Hurricane Michael, the third strongest storm to ever hit the continental United States, has slammed into Florida’s panhandle with surprising speed and intensity.
The storm’s extreme 155 mile-per-hour winds at landfall, and the lack of time to prepare for the cataclysmic wind and rain, magnified the disaster’s scale. Compared to last year’s Hurricane Irma, the panhandle areas hit by the storm had relatively small populations (and the state capital Tallahassee was spared the storm’s worst effects), but communities — especially on the coast — were completely decimated.
At press time, the death toll had reached 17, though rescuers were still combining through the rubble and destruction, and officials expect the overall numbers will increase.
The Insurance Journal reports that CoreLogic believes insured storm losses could range from $2 to $4.5 billion (not including National Flood Insurance Program (NFIP) losses). Of that, residential losses could total $1.5 to $3 billion and commercial losses could be as much as $500 million to $1 billion.
Coastal communities such as Mexico Beach, Apalachicola, Panama City Beach and Marianna were almost obliterated, and Tyndall Air Force Base was ruined (though the Air Force flew its extensive fleet of expensive military jets away from the base before the storm blew the base apart.)
“We’re kind of getting crushed,” Franklin County sheriff A.J. Smith said, describing the situation in Apalachicola. “It’s horrific,” he told the Washington Post.
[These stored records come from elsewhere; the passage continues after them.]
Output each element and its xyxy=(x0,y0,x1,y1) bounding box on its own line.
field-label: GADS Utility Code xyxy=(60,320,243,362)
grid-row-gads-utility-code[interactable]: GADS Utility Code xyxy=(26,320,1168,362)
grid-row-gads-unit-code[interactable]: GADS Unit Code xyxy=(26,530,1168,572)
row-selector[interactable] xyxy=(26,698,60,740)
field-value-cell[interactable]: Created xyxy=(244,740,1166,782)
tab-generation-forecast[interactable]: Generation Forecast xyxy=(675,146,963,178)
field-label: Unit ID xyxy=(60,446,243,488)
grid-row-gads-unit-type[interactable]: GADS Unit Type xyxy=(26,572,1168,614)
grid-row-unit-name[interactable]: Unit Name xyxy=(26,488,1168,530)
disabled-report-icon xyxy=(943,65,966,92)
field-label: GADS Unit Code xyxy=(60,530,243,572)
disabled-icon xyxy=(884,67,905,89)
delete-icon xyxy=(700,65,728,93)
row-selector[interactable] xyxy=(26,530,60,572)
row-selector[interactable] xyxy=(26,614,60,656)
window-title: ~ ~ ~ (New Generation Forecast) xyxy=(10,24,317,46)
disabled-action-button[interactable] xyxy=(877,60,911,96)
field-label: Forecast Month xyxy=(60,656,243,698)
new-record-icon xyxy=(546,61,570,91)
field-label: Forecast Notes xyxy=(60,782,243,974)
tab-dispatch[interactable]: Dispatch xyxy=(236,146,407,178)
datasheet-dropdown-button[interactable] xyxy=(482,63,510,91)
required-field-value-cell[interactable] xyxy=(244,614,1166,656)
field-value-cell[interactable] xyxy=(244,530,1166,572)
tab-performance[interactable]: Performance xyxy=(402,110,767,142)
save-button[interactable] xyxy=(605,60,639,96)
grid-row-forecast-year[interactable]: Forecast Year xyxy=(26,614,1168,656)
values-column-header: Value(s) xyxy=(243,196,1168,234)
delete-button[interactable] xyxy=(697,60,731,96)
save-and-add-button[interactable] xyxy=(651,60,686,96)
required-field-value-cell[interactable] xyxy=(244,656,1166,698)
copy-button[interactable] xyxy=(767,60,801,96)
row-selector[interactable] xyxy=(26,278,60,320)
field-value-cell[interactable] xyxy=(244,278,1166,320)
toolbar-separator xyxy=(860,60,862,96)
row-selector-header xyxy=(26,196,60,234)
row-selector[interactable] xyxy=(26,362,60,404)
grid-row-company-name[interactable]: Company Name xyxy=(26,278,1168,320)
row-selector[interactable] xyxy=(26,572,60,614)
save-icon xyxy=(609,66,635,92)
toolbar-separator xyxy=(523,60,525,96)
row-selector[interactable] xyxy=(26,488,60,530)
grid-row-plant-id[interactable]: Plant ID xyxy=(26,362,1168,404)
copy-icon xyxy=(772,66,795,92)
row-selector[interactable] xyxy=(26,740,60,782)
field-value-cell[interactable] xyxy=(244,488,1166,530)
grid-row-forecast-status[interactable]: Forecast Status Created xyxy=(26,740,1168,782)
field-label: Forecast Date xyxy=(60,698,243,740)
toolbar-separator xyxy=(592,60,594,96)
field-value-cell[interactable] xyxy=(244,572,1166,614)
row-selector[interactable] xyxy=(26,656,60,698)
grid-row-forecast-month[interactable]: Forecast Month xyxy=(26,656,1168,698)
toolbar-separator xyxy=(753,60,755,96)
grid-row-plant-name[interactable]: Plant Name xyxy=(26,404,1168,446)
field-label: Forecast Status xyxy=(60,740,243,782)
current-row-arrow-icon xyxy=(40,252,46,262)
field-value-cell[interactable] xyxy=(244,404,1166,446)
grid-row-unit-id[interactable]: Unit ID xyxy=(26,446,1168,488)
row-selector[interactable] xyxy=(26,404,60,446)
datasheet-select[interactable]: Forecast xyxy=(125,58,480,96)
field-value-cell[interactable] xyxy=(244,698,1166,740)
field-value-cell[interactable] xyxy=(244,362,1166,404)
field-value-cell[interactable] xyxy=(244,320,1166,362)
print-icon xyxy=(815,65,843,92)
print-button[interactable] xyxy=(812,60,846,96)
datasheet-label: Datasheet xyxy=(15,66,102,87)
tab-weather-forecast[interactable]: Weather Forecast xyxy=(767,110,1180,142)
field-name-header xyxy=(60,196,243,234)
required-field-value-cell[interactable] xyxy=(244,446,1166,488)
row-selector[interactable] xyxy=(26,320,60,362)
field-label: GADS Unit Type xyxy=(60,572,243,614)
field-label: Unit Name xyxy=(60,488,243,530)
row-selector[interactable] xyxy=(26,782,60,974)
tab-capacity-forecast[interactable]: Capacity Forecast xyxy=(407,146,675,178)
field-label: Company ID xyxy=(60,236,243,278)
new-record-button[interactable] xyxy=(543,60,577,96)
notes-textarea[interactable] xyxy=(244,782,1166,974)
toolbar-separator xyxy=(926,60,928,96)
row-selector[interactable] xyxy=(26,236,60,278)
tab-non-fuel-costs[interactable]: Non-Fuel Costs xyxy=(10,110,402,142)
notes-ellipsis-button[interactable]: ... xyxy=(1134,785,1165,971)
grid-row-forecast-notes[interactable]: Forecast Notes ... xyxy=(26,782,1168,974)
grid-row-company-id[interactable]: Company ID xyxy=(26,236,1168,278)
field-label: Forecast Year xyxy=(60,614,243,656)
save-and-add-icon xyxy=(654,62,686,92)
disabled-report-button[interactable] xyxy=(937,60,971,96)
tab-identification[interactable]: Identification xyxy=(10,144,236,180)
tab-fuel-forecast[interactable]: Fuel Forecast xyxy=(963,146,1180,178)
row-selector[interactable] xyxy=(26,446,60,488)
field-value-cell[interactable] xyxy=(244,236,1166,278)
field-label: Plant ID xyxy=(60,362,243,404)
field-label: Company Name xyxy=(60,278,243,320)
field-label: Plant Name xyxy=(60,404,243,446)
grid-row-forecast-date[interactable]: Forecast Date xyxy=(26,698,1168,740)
There certainly was extensive damage in Tallahassee; however damage wasn’t as great as feared. “Do we feel a little lucky about where we are now,” Leon County administrator Vince Long told the Tallahassee Democrat. “I think given the magnitude of this storm, the answer is a resounding ‘yes’.”
The storm had sustained winds of 155 mile per hour when it made landfall at Mexico Beach, making the storm more powerful than Hurricane Andrew, which devastated south Florida in 1992, and far more severe than last year’s Hurricane Irma.
However, because Irma lashed highly populated Southern Florida communities, the costs will prove much higher than from Michael. Irma cost an estimated $50 billion in damages in the US, with 92 fatalities.